It is the night of Christmas Day and I have been living here for thirteen years and a few months. This is the longest I have lived in one place. I had an enjoyable day today. My friends who have immigrated here recently from Mexico and Spain shared with me here in my little apartment a bread pudding I made for brunch and cups of strong coffee. The afternoon I spent at work hanging out with clients, going for a walk, chatting and doing art work together then staying with them for Christmas dinner. Later I went for a long walk in the cold night air, the swollen newly full moon bathing me in its tender glare as I walked the winding streets of Shaughnessy Heights where some of the mansions are adorned with lights. I am home now, full of chocolate, pumpkin seeds and vintage Welsh cheddar and the silence of this Christmas night spreads its subtle heavy music through every pour, every nerve and every blood vessel.

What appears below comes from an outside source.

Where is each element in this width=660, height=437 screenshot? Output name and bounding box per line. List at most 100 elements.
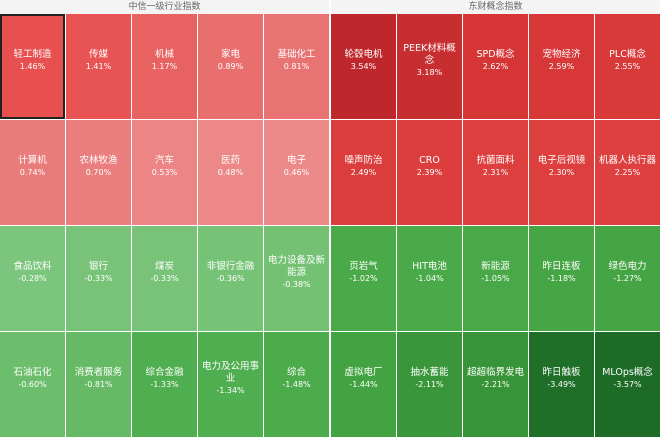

I have been in the same job for more than eleven years. This is the longest I have been in the same job. I have no idea what the future will bring. During this era of global and local instability I cherish having a roof over my head, a place that I can afford. In Vancouver, now one of the world's most expensive cities for housing this is just incredible. Had I not found this place to live I would have but few options: share a terrible apartment with unreliable roommates, untenable at the age of fifty-nine; find the cheapest apartment possible and endure unsafe substandard housing while never knowing if I have enough money left over for food; end up periodically homeless because of the tight housing market and the extreme difficulty of keeping a stable roof over my head; or move to another, cheaper part of the country. While I feel nothing but gratitude to God and all those who have helped me find housing and sustainable employment I also fear for the future of this city, that it is becoming a place increasingly hostile to the poor.
I still hate the neighbourhood I live in. Today, while leaving the building I was threatened by three young street youths trying to gain illegitimate access to the building. This is not a safe area and I find that I stay home evenings rather than risk the nuisances and less than safe conditions outside at my doorstep.
The building is well-managed even if the fundamentalist Christians running the place can be a bit unreasonable at times. On the whole we get on well and simply politely agree to disagree on certain nonessential (for me anyway) matters of faith. We occasionally clash but there is primarily good will there and we all try to get along and work together.
Maintaining clear boundaries with mental health tenants with whom I have on occasion worked with as clients can be a bit of a challenge: like the tenant who was recently a client of a psychiatric centre where I work. Recently in the elevator she began telling me all about her toe fungus as though she could not get it through her head that I was no longer her professional support worker.
I am very grateful to have this place, my little bachelor apartment, adorned with multiple paintings of mine, four book cases overflowing with some six hundred volumes in English and Spanish, and my window festooned with coloured Christmas lights, my Christmas smile. This place is a Candela and my life has become a candela, a tiny light flickering but still shining despite the odds in the enveloping darkness. A light of hope as I grow each day a bit older and yet somehow feeling nothing of age or of youth, but a timeless eternal rhythm, a balance that holds my life in balance with all the lives that surround me.